OSM Study: Coal Dams Fail Compaction Tests
Charleston Gazette
24 April 2013
By Ken Ward Jr.
Well, a coalition of citizen groups had scheduled a press
conference tomorrow morning, to release some leaked results of a
key federal safety study of coal industry waste impoundments. But
the cat is out of the bag, as they say, with the results
also being leaked to The Washington Post. The Post reports tonight
in a short item on its website:
Many of the man-made ponds for storing toxic sludge from
coal-fired power plants have dangerously weak walls because of
poor construction methods, according to the synopsis of a study
for the Office of Surface Mining Reclamation and Enforcement
obtained by The Washington Post.
Tests of the density of these impoundment walls showed flaws at
all seven sites surveyed in West Virginia, with only 16 field
tests meeting the standards out of 73 conducted, the 2011 report
says.
Unfortunately, of course, we’re actually not talking about “toxic
sludge from coal-fired power plants.” The OSM report is
about an agency investigation into the safety of coal-slurry
impoundments — huge dams that are made of and used to store the
waste generated by preparation plants that are used to clean raw
coal before it is shipped to power plants. The Post story, by
Juliet Eilperin and Steven Mufson, actually appears to explain
that more clearly later on:
Slurry, also known as coarse coal refuse, is what is left over
once companies wash coal to enable it to burn more efficiently.

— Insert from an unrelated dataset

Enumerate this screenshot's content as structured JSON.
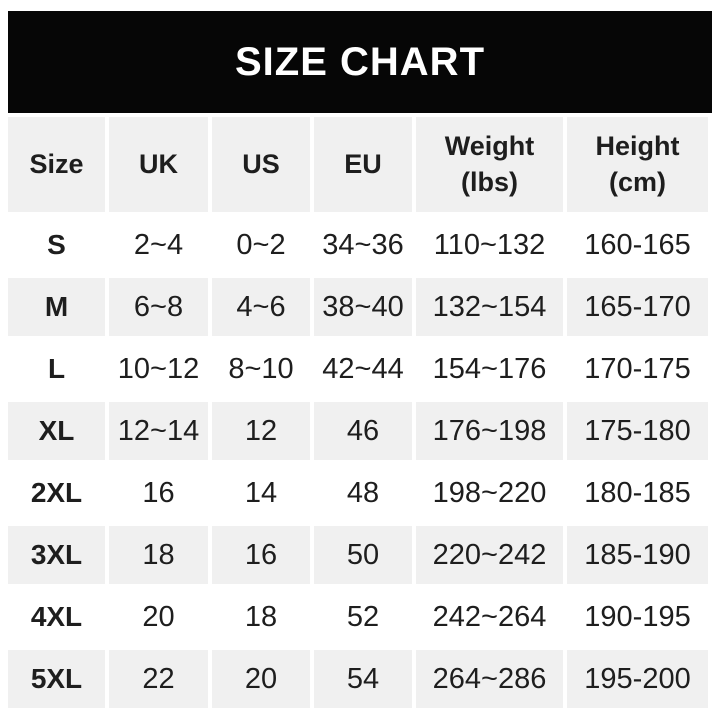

Coal firms have disposed of this combination of solids and water
in a few different ways: damming it in large ponds, depositing it
in abandoned mines and using a dry filter-press process to compact
it.
Updating: The Post changed the lead of its online story to refer
to “man-made ponds for storing toxic sludge from coal mining
operations…”
The document that’s the basis for the story is a one-page
executive summary that explains:
OSM engineers became concerned that embankment construction
quality control may be inconsistent when they observed cases of
material being placed under wet conditions,, excessive lift
thickness, and consultants recording passing test results when
visual observations (pumping and rutting) indicate the material
may not be adequately compacted.
So OSM hired a consulting firm to perform compaction testing on a
selected group of the hundreds of impoundments across West
Virginia’s coalfields. And they found:
Results of the testing tend to indicate that the coarse refuse is
not consistently being compacted in accordance with approved
specifications. Failing field density tests occurred at all seven
of the sites investigated. Of 73 field density tests performed at
the seven sites, only 16 yielded passing results.
And the kicker:
These results indicate the quality control methods used during
embankment construction may not be achieving the desired results.

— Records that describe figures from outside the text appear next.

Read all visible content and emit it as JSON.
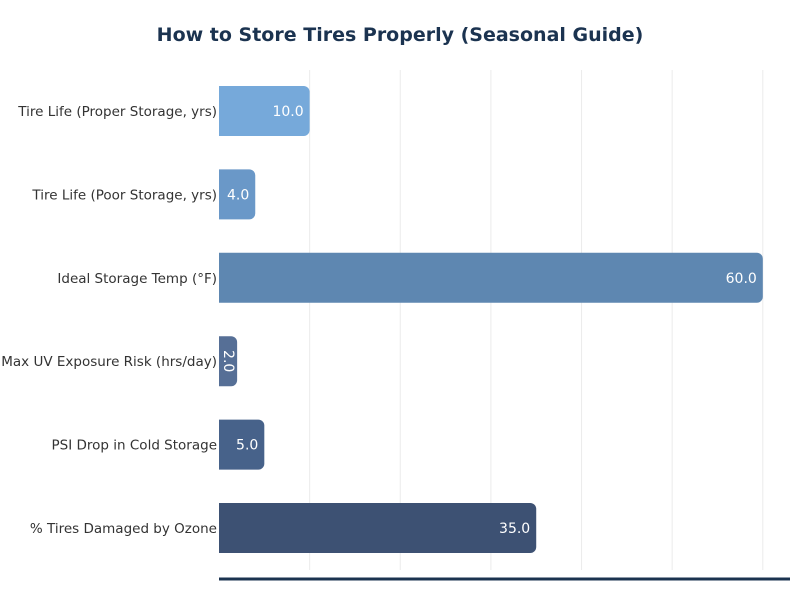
{
  "chart_data": {
    "type": "bar",
    "orientation": "horizontal",
    "title": "How to Store Tires Properly (Seasonal Guide)",
    "xlabel": "",
    "ylabel": "",
    "xlim": [
      0,
      63
    ],
    "grid": true,
    "categories": [
      "Tire Life (Proper Storage, yrs)",
      "Tire Life (Poor Storage, yrs)",
      "Ideal Storage Temp (°F)",
      "Max UV Exposure Risk (hrs/day)",
      "PSI Drop in Cold Storage",
      "% Tires Damaged by Ozone"
    ],
    "values": [
      10.0,
      4.0,
      60.0,
      2.0,
      5.0,
      35.0
    ],
    "value_labels": [
      "10.0",
      "4.0",
      "60.0",
      "2.0",
      "5.0",
      "35.0"
    ],
    "colors": [
      "#76a9da",
      "#6a98c8",
      "#5e87b1",
      "#566f96",
      "#47628a",
      "#3d5173"
    ],
    "axis_color": "#1b3350",
    "grid_color": "#ebebeb"
  }
}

OSM had originally planned to release this study last fall, at
least according to the plan described in the agency’s 2011
oversight report on the West Virginia Department of Environmental
Protection. But somewhere along the line, the plan changed, as the
agency explained in the 2012 oversight report:
Prior to publishing, results of this study will be compared with
those of a similar study, currently being performed by the WVDEP.

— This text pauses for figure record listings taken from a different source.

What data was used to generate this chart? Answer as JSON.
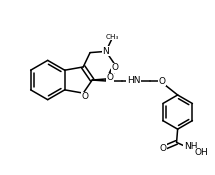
{
  "bg": "#ffffff",
  "lc": "#000000",
  "lw": 1.1,
  "fs": 6.5,
  "figsize": [
    2.15,
    1.75
  ],
  "dpi": 100,
  "xlim": [
    0,
    10
  ],
  "ylim": [
    0,
    8
  ]
}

The OSM and WVDEP studies will be completed in the future.
In late 2011, OSM turned down my Freedom of Information Act
request for the raw test result data. The agency also turned down
requests from citizen groups for that same data.
OSM spokesman Chris Holmes said that the agency “found that the
data used to generate this draft report was not complete” and
“generated more questions than a clearly definable, scientifically
sound answer.” According to Holmes:
OSM determined that the data gathered was not sufficient to fully
answer the question and make a determination. OSM is now
gathering additional data and asking other government agencies to
evaluate both the methods and results.
This disclosure comes just a few months after January’s release of
a major OSM report that found, as we reported at the time:
West Virginia regulators have not adequately examined the risks
that coal-slurry impoundments across the state could break into
adjacent underground mine workings and cause a disaster like the
one more than a decade ago in Martin County, Ky.